Clinical Pearls & Morning Reports

Posted by Carla Rothaus

Published January 4, 2023


How did lecanemab compare with placebo in the trial by van Dyck et al.?

Van Dyck et al. conducted a double-blind, placebo-controlled phase 3 trial that assessed the safety and efficacy of lecanemab in participants with early Alzheimer’s disease. Read the NEJM Original Article here.

Clinical Pearls

Q: Are there any approved anti-amyloid therapies for Alzheimer’s disease in the U.S.?

A: Current therapeutic agents for Alzheimer’s disease–related dementia temporarily improve symptoms but do not alter the underlying disease course. Some evidence suggests that amyloid removal slows the progression of disease. One anti-amyloid antibody (aducanumab) has received accelerated approval from the Food and Drug Administration.

Q: What is lecanemab?

A: Lecanemab is a humanized monoclonal antibody that binds with high affinity to soluble amyloid-beta (Aβ) protofibrils, which have been shown to be more toxic to neurons than monomers or insoluble fibrils. A phase 2b, dose-finding trial involving 854 participants with early Alzheimer’s disease did not show a significant difference between lecanemab and placebo in a Bayesian analysis of 12-month change in a composite score (primary end point). However, analyses at 18 months showed dose- and time-dependent clearance of amyloid with lecanemab, and the drug was associated with less clinical decline on some measures than placebo.

Morning Report Questions 

Q: How did lecanemab compare with placebo in the trial by van Dyck et al.?

A: The primary efficacy end point was the change in the score on the Clinical Dementia Rating (CDR)-Sum of Boxes (CDR-SB) from baseline at 18 months. The CDR-SB score is a validated outcome measure used in clinical trials of Alzheimer’s disease that is obtained by interviewing patients and their care partners and captures cognition and function. The mean CDR-SB score at baseline was approximately 3.2 in both the lecanemab and placebo groups, findings consistent with early Alzheimer’s disease (score of 0.5 to 6). The adjusted mean change from baseline at 18 months in the CDR-SB score was 1.21 in the lecanemab group and 1.66 in the placebo group (difference, ₋0.45; 95% confidence interval [CI], ₋0.67 to ₋0.23; P<0.001). Note that a definition of clinically meaningful effects in the primary end point of the CDR-SB score has not been established.

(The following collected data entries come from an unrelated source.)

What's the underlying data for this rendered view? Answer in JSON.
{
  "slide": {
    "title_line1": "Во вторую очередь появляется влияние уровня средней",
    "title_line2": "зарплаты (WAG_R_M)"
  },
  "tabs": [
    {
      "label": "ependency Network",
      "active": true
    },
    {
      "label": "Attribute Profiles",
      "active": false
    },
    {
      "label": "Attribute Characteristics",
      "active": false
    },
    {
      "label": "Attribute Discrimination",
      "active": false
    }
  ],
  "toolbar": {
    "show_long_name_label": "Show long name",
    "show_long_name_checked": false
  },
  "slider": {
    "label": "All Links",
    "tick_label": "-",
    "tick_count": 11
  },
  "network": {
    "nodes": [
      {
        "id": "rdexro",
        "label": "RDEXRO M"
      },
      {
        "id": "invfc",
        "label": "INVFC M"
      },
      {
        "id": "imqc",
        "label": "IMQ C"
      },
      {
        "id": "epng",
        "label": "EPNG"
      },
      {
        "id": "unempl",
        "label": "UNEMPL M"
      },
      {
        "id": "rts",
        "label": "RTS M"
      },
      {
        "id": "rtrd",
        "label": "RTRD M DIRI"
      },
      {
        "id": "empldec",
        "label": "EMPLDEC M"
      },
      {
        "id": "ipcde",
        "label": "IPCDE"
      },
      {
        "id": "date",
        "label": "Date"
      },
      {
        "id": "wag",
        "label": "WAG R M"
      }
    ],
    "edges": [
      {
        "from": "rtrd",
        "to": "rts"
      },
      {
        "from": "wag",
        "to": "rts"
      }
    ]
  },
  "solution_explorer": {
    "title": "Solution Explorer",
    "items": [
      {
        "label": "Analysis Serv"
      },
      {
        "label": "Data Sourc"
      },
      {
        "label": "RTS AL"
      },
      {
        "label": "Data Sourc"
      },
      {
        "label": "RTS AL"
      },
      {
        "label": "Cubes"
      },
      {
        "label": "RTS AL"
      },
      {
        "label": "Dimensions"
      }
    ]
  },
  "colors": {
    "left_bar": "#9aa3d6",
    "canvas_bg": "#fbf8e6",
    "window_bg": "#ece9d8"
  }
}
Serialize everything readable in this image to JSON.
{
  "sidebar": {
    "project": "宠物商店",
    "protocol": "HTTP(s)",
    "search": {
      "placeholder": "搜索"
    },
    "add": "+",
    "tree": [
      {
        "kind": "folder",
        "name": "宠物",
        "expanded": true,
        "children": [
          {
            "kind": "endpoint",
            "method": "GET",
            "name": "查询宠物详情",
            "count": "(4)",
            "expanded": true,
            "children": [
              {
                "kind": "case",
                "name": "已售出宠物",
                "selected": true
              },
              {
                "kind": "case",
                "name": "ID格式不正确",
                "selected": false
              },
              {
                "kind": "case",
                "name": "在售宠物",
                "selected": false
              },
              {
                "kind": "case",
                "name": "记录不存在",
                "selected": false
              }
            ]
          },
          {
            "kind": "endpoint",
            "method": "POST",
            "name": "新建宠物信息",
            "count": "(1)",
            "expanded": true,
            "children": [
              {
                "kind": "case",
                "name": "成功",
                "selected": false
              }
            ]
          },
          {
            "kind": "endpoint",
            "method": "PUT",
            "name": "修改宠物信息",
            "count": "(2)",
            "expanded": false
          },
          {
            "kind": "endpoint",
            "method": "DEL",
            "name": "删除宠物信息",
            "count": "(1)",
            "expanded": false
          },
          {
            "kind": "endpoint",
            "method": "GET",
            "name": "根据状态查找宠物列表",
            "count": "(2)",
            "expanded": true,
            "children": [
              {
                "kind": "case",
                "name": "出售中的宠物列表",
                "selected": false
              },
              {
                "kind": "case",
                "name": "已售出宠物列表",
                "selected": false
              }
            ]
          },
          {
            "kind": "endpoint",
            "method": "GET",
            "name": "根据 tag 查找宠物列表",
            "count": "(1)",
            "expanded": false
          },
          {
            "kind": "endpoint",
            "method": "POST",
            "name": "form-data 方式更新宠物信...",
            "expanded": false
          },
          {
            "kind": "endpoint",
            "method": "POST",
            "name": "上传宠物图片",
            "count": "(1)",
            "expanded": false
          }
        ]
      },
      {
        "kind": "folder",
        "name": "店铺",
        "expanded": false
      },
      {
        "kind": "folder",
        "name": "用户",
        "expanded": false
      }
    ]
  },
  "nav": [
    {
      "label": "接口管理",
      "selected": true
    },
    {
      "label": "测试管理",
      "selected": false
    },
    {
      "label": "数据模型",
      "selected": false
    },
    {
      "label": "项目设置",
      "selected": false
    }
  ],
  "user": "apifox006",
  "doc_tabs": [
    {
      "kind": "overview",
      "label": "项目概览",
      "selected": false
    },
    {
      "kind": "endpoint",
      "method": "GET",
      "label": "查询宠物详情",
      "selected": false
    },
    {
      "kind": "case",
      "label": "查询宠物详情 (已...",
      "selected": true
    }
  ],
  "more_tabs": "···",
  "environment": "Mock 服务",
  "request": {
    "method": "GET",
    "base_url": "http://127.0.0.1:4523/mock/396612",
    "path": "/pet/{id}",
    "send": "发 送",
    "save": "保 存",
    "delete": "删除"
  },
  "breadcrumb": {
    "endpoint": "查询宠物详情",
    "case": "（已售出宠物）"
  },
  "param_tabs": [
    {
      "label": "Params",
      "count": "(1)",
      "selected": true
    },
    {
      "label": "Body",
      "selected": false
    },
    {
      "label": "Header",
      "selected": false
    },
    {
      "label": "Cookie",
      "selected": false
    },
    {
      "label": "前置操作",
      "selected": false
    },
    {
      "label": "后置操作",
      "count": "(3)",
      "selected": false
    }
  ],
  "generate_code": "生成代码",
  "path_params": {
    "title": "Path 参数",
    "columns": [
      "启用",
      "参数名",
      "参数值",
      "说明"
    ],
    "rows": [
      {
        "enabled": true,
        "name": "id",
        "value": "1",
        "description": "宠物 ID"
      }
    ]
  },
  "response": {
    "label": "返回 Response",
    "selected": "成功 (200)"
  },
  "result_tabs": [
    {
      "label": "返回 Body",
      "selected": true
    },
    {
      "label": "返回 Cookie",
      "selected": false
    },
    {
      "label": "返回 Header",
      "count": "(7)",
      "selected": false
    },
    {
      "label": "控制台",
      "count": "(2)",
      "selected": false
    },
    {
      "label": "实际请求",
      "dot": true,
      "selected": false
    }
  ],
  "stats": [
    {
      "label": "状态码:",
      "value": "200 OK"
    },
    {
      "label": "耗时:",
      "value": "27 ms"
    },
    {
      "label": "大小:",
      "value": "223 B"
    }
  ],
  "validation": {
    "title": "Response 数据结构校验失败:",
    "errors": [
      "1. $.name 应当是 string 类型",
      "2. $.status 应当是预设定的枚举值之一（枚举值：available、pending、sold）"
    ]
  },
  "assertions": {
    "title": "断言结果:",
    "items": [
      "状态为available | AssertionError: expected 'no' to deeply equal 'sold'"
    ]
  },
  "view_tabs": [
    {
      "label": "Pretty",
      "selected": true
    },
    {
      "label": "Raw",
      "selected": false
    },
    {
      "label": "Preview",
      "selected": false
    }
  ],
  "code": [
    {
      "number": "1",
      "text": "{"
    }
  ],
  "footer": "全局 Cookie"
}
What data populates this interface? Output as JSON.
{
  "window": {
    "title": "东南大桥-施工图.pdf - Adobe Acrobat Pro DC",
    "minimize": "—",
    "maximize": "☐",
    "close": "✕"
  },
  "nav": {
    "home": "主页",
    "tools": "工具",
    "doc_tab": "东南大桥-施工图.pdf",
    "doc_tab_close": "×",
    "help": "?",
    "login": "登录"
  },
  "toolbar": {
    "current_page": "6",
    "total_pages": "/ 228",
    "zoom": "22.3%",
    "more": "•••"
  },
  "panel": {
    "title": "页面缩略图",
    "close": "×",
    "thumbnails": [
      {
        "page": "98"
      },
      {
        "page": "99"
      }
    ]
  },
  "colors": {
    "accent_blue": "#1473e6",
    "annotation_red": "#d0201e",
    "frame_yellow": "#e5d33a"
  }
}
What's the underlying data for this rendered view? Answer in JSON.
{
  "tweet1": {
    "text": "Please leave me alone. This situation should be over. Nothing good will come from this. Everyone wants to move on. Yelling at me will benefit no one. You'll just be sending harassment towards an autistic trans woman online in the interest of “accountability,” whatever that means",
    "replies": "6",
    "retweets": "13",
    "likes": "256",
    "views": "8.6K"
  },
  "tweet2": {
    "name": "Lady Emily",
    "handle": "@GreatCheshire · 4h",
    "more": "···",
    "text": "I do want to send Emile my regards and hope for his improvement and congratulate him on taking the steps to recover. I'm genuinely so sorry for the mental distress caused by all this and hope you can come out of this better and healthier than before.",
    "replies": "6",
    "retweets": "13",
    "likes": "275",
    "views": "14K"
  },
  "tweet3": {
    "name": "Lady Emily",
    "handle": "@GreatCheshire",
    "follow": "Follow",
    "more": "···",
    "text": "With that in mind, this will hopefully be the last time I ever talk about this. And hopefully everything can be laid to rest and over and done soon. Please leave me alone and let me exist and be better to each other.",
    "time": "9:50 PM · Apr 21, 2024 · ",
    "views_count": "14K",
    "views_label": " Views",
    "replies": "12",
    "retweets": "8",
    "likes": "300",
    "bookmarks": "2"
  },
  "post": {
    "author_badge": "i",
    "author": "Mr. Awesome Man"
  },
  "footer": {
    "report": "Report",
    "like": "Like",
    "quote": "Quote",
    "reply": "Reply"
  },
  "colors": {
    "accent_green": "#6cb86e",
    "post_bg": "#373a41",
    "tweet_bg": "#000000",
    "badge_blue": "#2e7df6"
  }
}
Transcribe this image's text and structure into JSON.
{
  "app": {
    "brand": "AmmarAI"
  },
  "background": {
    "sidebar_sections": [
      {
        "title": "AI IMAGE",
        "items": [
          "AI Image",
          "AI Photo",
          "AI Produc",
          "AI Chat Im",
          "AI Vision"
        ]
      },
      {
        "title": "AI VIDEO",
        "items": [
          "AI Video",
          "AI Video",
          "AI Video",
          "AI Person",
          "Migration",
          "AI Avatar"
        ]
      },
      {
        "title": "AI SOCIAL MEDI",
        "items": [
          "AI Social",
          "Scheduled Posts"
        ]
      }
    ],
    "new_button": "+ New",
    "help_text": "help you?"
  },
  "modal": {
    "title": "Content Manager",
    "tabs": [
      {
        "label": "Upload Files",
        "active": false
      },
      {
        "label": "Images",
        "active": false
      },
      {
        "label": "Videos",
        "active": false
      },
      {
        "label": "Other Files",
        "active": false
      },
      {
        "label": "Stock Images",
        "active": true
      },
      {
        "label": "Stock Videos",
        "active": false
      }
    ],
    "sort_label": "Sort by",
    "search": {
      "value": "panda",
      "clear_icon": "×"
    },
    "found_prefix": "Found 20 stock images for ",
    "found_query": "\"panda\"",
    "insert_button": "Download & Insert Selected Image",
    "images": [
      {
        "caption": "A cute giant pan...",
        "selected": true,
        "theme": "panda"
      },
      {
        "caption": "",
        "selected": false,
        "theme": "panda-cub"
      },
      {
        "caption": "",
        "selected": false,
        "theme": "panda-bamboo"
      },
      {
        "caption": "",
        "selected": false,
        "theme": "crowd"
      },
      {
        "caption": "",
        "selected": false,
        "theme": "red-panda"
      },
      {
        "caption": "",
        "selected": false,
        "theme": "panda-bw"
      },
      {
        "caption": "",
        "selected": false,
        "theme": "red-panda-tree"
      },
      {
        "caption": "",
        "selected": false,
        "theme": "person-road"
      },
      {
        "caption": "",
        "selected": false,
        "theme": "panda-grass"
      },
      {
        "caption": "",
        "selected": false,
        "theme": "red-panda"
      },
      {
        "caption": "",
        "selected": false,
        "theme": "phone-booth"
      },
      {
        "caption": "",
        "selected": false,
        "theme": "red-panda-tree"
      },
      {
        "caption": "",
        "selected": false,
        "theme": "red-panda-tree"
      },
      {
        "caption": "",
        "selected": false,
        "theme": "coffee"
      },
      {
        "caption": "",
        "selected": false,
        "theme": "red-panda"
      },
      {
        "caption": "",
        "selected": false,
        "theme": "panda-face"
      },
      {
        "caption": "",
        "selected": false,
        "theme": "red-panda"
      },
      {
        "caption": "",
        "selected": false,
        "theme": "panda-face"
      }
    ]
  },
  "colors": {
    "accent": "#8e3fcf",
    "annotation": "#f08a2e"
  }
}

Results for secondary clinical end points were in the same direction as those for the primary end point.

Q: How common were amyloid-related imaging abnormalities (ARIA) among patients who received lecanemab?

A: The most common adverse events (affecting >10% of the participants) in the lecanemab group were infusion-related reactions (26.4% with lecanemab and 7.4% with placebo); ARIA with cerebral microhemorrhages, cerebral macrohemorrhages, or superficial siderosis (ARIA-H; 17.3% with lecanemab and 9.0% with placebo); and ARIA with edema or effusions (ARIA-E; 12.6% with lecanemab and 1.7% with placebo). Events of ARIA-E with lecanemab were mostly asymptomatic (78%), occurred during the first 3 months of the treatment period (71%), and resolved within 4 months after detection (81%). Longer trials are warranted to determine the efficacy and safety of lecanemab in early Alzheimer’s disease.